I worked closely with the Office of Study Abroad, talking about my majors, interests and goals for the program. After reaching out to numerous countries across the globe to find the perfect destination, my study abroad adviser recommended I study in Panama.

I was hesitant at first because I didn’t originally plan to study in an oceanfront location. I learned I would spend the semester exploring the coral reefs and studying terrestrial ecology in Bocas Del Toro, I knew it was the right fit.

Was it challenging adjusting to life abroad?

I had never left the country before, so I felt intimidated at first. After exploring the activities on the island, however, I never really found myself getting the chance to feel homesick! I spent the semester scuba diving, snorkeling, hiking and exploring the coral reefs.

What did you study while abroad?

The classes I took were a great fit for my majors. For Tropical Coastal Ecology and Oceanography some of our classes were spent snorkeling the coral reefs, giving us hands-on lessons. In Terrestrial Ecology we got to hike the different terrain on the island. I also learned more about the island’s culture and social concerns through environmental policy and language courses held within the classroom.

What were some of the challenges you overcame during your experience?

I was very nervous to try scuba diving, but overcoming some initial fear I decided not to let my nerves get the best of me. I fell in love with it. I earned my scuba diving certification during the semester, which is something I never thought I would try and that I am really proud of.

Did you complete any research projects while in Panama?

I realized a way to align my passion for social justice with my career goals in Bocas del Toro.

My research project analyzed the effects incoming real estate developments have on the local mangrove ecosystems and the surrounding communities. With mangroves providing habitats for fish hatcheries and protection for the shoreline, they’re a crucial part of life in Bocas Del Toro.

Emily and another person are wearing snorkeling masks underwater. They are floating above seagrass and looking toward mangrove tree roots.
Exploring the mangrove population

Our intensive research included snorkeling to study the mangroves up close and spending hours in the lab. We studied oyster populations and fish counts to decipher any changes in the health of the mangrove population. I found myself putting in 12-hour days for field work and analysis, but it was all worth it in the end.
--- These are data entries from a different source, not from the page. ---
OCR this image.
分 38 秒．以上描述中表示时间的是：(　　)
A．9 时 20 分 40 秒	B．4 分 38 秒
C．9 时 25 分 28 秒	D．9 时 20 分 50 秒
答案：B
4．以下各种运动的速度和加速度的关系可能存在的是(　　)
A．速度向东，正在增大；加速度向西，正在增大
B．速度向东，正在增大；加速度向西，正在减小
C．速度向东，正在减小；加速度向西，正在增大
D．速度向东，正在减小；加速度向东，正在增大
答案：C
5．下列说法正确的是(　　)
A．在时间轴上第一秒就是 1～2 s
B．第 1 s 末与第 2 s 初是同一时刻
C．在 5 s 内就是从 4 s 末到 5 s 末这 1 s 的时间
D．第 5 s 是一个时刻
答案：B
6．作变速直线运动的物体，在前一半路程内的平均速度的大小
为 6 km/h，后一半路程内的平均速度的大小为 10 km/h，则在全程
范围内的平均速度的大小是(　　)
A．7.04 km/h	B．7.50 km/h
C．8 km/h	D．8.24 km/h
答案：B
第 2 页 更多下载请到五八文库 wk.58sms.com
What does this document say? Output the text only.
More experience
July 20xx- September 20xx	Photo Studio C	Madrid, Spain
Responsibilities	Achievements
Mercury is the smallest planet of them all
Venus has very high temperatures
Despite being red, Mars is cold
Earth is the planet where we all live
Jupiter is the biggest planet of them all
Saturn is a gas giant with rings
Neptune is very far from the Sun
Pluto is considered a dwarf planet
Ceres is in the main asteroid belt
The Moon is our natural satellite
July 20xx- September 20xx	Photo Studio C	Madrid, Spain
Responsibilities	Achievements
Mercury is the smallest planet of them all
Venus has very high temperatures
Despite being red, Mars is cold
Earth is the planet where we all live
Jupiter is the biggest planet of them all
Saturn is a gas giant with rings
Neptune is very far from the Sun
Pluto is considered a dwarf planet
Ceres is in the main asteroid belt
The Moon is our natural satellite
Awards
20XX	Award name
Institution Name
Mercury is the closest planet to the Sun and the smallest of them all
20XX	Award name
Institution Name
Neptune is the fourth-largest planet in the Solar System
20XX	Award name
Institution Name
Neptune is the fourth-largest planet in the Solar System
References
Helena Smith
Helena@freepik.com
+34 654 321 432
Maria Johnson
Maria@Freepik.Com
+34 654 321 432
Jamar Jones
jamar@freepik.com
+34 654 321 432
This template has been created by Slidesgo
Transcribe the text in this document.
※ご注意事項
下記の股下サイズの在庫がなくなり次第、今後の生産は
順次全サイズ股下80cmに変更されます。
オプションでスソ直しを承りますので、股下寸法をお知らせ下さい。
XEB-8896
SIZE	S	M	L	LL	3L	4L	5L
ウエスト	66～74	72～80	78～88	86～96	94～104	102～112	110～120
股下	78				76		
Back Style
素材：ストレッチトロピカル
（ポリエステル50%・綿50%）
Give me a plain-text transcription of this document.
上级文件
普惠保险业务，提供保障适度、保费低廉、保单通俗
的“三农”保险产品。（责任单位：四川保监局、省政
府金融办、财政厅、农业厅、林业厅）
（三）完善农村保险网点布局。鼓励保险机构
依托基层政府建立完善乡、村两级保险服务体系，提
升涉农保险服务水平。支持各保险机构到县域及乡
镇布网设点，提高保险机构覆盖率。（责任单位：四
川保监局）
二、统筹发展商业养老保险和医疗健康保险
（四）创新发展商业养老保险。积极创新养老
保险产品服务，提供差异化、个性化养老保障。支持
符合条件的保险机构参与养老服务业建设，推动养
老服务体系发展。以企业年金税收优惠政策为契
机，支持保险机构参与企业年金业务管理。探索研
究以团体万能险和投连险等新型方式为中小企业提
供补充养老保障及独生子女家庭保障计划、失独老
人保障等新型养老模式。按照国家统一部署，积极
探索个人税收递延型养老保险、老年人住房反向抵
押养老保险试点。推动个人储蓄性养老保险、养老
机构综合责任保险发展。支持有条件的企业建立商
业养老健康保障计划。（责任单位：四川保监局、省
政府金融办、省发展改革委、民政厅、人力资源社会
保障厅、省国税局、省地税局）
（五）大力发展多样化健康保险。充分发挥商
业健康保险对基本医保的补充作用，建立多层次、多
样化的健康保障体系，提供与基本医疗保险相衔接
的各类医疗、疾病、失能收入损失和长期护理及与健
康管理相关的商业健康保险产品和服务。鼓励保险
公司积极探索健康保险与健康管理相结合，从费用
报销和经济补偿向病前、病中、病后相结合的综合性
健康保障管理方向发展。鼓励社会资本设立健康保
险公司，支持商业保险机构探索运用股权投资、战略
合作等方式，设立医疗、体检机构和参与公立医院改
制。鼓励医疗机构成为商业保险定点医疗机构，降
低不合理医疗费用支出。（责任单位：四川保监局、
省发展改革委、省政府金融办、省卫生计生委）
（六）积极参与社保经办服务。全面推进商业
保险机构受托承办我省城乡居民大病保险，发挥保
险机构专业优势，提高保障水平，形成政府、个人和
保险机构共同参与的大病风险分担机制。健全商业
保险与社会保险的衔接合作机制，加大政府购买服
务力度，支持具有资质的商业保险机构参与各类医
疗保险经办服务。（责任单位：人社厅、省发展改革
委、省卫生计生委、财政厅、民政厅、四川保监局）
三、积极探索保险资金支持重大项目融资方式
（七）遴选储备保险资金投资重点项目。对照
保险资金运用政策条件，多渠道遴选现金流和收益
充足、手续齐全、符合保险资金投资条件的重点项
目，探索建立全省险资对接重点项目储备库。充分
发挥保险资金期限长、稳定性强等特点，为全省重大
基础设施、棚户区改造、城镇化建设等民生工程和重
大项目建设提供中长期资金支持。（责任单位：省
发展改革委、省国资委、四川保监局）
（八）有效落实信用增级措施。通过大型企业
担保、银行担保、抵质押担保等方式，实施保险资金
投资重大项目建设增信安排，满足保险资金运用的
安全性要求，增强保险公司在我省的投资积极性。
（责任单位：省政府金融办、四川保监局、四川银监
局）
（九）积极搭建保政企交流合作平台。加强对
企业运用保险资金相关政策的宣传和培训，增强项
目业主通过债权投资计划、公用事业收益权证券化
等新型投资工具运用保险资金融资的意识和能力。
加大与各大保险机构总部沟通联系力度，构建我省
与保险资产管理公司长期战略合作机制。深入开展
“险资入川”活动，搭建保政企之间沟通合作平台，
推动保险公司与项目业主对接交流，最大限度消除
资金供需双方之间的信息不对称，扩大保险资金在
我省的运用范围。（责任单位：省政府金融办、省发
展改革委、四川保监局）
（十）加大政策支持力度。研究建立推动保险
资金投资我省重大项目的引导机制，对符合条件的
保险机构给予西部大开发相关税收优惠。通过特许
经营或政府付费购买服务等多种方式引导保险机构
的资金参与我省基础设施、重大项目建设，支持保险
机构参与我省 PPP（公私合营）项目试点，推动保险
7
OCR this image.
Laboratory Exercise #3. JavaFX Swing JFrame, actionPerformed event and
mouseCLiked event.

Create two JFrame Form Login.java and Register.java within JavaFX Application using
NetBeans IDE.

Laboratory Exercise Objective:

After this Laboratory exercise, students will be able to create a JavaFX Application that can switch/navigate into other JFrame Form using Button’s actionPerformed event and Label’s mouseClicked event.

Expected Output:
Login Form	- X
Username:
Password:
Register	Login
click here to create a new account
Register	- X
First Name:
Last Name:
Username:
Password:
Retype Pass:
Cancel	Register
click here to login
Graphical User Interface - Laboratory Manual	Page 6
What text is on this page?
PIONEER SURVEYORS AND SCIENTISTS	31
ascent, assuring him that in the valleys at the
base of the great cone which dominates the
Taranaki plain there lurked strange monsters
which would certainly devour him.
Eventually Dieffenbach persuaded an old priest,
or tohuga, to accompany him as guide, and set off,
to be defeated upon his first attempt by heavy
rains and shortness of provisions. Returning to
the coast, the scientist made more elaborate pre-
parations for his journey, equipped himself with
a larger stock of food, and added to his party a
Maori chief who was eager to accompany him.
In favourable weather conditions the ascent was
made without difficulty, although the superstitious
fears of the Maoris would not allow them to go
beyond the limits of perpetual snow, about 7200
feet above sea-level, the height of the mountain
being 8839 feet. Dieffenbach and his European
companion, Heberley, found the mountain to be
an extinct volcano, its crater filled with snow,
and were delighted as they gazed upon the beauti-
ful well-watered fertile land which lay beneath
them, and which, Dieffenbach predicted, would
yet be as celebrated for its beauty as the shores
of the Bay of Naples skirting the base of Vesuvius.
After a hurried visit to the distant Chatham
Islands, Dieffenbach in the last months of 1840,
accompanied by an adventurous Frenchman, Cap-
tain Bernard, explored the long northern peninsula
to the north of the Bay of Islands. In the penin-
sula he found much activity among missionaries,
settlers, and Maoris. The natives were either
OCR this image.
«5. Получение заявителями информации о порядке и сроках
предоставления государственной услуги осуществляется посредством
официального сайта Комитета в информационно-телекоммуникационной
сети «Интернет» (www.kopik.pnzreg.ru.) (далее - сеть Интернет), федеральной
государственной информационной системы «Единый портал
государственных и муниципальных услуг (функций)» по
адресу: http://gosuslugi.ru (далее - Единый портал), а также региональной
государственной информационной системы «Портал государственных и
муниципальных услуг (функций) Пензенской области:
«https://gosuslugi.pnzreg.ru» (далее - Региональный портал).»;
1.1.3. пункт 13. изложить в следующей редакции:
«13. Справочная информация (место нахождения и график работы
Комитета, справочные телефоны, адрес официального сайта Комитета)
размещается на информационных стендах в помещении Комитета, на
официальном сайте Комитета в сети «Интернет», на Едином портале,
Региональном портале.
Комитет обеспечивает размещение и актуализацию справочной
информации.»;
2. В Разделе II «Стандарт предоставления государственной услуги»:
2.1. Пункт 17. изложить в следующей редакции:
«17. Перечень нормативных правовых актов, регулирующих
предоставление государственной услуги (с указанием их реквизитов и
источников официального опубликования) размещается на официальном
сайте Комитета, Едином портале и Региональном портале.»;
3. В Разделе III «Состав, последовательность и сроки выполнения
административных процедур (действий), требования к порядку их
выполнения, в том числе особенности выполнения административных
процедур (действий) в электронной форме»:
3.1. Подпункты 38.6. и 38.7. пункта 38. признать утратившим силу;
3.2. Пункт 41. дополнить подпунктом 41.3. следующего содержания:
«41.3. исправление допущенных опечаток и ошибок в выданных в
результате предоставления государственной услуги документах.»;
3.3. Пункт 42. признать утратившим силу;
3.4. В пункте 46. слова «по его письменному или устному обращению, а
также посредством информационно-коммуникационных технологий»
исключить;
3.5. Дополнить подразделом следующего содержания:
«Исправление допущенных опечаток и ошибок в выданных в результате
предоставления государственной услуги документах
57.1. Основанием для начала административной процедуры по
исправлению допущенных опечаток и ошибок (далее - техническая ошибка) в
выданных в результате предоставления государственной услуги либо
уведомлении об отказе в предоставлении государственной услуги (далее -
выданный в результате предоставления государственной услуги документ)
We also conducted focus groups with indigenous communities, fisherpeople and other local stakeholders to get a better understanding of how these changes have affected their lives. While our research failed to show ecological impacts of incoming development, there was a significant impact on the community population. The residents were upset by the recent developments and concerned for the future of their home.

I learned that the results of this research could not only benefit the field of science, but also help the community. I discovered that my love for natural science can contribute to the bigger picture and coincide with my passion for social justice.

I’m in the process of trying to get my research published, but also want to pursue similar projects in graduate school.

What piece of advice would you give a student planning to study abroad?

If you’re considering studying abroad — go for it. Make the most of your time and get to know different people from the local community. You may be worried that you’ll be missing out on experiences with your friends on campus, but you’ll be making your own amazing memories exploring new places, trying different activities, and meeting new people.

Brandeis students have more than 150 study abroad program opportunities to explore in 60 different countries. The Brandeis Office of Study Abroad helps students identify the right academic, linguistic, and cultural fit to make the most of their time studying away from campus.